The question arises: whether our Ministry of Commerce and its affiliated agencies have carried out studies with the help of economists specialising in international trade to identify the likely effects of the liberalisation of trade with India on the overall health and growth of our economy as well as on different economic sectors?

At a recent panel discussion arranged by the Lahore Council for World Affairs on trade with India, I was shocked to hear from a senior representative of the Ministry of Commerce that no such study had been conducted while carrying out the process of liberalisation of trade with India. If this information is true and I believe it is, it reflects a serious dereliction of its responsibilities by the Ministry of Commerce.

Even now, perhaps, it is not too late for our government to commission the required studies to assess the likely effects of the process of liberalisation of trade with India on our economy and its different sectors. More specifically, these studies should focus on the following aspects of this process:

i Its likely effects on Pakistan’s GDP and its growth as well as on employment in the country;

i The trade diversion and trade creation effects of the liberalisation of trade with India;

i  The likely effects of a liberalised trade regime with India on different components of our industrial and agricultural sectors;

i  A comparative study of the tariff and non-tariff barriers in Pakistan and India to ensure that our producers and exporters are assured of a level playing field in trade with India.

The government should formulate policies relating to trade with India in the light of the findings and conclusions of these studies after consulting our leaders in industrial, agricultural and commercial sectors.

Pakistan already faces a huge deficit in its balance of trade. It is not in our interest to allow the trade with India to be conducted in such a manner as to increase this deficit substantially. Therefore, we must study carefully the manner in which the Indian government provides open and hidden subsidies to the agricultural and industrial sectors. Keeping in view the findings of those studies, our government should adopt the necessary fiscal and monetary policies to ensure that our producers and exporters are not at a disadvantage in competing with India.

Our Indophiles would like us to ignore security considerations in conducting our economic and commercial relations with India.

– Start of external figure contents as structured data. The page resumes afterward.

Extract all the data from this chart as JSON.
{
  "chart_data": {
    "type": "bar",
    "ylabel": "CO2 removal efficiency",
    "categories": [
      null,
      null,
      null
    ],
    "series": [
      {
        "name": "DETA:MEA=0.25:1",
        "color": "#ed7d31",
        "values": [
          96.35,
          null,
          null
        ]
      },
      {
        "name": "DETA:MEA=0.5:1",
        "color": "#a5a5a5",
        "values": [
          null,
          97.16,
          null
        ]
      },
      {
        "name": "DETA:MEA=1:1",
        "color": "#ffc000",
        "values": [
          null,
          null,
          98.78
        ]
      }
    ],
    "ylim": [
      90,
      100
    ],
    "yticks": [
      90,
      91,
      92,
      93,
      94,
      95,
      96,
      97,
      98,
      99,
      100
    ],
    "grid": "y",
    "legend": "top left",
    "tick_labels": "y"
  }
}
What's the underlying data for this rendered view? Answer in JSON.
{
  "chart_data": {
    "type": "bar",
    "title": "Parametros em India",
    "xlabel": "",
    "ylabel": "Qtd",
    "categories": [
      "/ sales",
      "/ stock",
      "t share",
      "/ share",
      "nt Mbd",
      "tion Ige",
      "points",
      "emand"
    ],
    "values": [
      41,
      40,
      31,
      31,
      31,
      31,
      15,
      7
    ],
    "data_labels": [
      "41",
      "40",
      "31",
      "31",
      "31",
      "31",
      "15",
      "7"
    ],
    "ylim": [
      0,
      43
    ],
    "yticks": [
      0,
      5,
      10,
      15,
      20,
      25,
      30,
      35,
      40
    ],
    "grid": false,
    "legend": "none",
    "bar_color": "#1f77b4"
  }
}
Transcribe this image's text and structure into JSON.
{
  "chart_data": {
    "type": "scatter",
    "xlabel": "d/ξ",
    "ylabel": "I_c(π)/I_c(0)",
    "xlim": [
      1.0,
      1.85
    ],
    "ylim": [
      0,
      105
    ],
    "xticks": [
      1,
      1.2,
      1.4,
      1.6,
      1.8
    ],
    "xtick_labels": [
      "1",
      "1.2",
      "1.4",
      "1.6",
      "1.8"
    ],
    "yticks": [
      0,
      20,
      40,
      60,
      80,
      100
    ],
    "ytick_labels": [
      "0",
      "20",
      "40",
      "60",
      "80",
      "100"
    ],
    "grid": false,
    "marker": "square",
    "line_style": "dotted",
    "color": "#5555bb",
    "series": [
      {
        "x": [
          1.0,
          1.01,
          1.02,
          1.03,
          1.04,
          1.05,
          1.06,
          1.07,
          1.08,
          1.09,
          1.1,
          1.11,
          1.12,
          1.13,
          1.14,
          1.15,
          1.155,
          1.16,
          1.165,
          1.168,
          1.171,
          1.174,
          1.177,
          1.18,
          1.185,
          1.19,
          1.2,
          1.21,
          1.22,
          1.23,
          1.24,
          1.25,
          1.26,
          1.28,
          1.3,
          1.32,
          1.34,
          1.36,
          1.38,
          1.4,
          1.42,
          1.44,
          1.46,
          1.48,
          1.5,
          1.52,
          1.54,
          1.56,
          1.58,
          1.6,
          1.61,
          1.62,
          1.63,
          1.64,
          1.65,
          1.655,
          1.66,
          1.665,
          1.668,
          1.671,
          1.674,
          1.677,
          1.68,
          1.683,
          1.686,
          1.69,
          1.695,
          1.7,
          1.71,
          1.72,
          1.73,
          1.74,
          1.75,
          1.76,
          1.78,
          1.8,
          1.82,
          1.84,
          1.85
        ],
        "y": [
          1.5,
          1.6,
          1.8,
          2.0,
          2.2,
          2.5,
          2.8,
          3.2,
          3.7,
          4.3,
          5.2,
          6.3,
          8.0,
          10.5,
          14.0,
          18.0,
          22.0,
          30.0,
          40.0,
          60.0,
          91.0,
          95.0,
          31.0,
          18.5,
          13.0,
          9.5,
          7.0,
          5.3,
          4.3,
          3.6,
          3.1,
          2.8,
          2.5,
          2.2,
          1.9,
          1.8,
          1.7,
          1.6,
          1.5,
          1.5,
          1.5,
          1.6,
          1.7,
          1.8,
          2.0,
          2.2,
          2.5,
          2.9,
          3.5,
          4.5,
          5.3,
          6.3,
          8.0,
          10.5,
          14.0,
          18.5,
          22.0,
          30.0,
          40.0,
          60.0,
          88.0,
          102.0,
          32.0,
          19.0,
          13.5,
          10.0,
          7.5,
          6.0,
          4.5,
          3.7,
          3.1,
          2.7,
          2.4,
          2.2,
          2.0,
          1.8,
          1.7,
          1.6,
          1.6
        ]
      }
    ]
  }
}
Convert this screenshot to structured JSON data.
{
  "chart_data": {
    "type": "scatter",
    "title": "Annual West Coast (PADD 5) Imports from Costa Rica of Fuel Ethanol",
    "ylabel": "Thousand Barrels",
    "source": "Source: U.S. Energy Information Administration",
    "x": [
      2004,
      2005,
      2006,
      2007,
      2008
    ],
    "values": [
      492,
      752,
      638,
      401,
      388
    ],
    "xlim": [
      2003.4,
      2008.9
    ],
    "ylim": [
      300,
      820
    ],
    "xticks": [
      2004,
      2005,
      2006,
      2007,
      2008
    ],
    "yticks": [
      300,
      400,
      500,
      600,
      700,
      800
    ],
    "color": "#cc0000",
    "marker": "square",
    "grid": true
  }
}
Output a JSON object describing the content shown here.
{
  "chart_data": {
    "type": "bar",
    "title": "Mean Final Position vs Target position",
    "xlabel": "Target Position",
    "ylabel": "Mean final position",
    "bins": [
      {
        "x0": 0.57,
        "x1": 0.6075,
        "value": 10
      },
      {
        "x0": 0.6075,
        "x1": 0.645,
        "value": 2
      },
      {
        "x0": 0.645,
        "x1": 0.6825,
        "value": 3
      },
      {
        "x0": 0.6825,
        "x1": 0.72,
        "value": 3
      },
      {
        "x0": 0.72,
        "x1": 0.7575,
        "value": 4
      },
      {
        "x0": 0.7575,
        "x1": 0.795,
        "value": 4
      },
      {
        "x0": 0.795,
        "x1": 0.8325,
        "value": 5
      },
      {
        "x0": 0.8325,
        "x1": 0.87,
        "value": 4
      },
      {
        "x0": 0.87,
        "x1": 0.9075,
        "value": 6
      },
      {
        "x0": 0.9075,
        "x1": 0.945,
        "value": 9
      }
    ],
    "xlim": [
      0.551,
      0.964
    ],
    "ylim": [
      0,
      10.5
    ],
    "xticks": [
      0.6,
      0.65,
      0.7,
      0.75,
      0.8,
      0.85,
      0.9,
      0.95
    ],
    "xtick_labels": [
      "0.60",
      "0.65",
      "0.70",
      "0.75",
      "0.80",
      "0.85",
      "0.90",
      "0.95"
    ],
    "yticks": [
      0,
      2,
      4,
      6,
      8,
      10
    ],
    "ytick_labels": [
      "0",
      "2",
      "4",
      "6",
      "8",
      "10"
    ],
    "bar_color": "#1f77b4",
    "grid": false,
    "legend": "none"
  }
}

This is not an advisable approach. Even developed countries, like the US and Canada, take into account security considerations in taking decisions on major economic and commercial issues relating to foreign trade and investment. For instance, it has been widely reported by the international media that the governments of the USA and Canada have not allowed Chinese companies to buy local firms, which in the view of those governments had some strategic value. Pakistan and India, unfortunately, have had a history of difficult relations marked by wars and conflicts. There is still a great deal of mutual suspicion and mistrust between them.

Further, Pakistan is unlikely to acquiesce in India’s quest for hegemony in South Asia. These realities cannot be ignored in the management of Pakistan-India economic and commercial relations. The demand of security considerations, therefore, is that under no circumstances we should allow Indian firms and entities to capture the commanding heights of Pakistan’s economy. Similarly, we should not become dependent on India for the import of goods of strategic value.

In dealing with the issue of liberalisation of trade with India, we should adopt a balanced approach. Trade with India would be in our interest if it is conducted in such a manner as to safeguard our economic, commercial and security interests. This would require that the subject of trade with India is studied from different angles and the policy framework for Pakistan-India trade is devised in the light of the conclusions of these studies. We should open the doors of trade with India, keeping in view all the likely effects of this step on the current condition and the future prospects of our economy as well as our national security.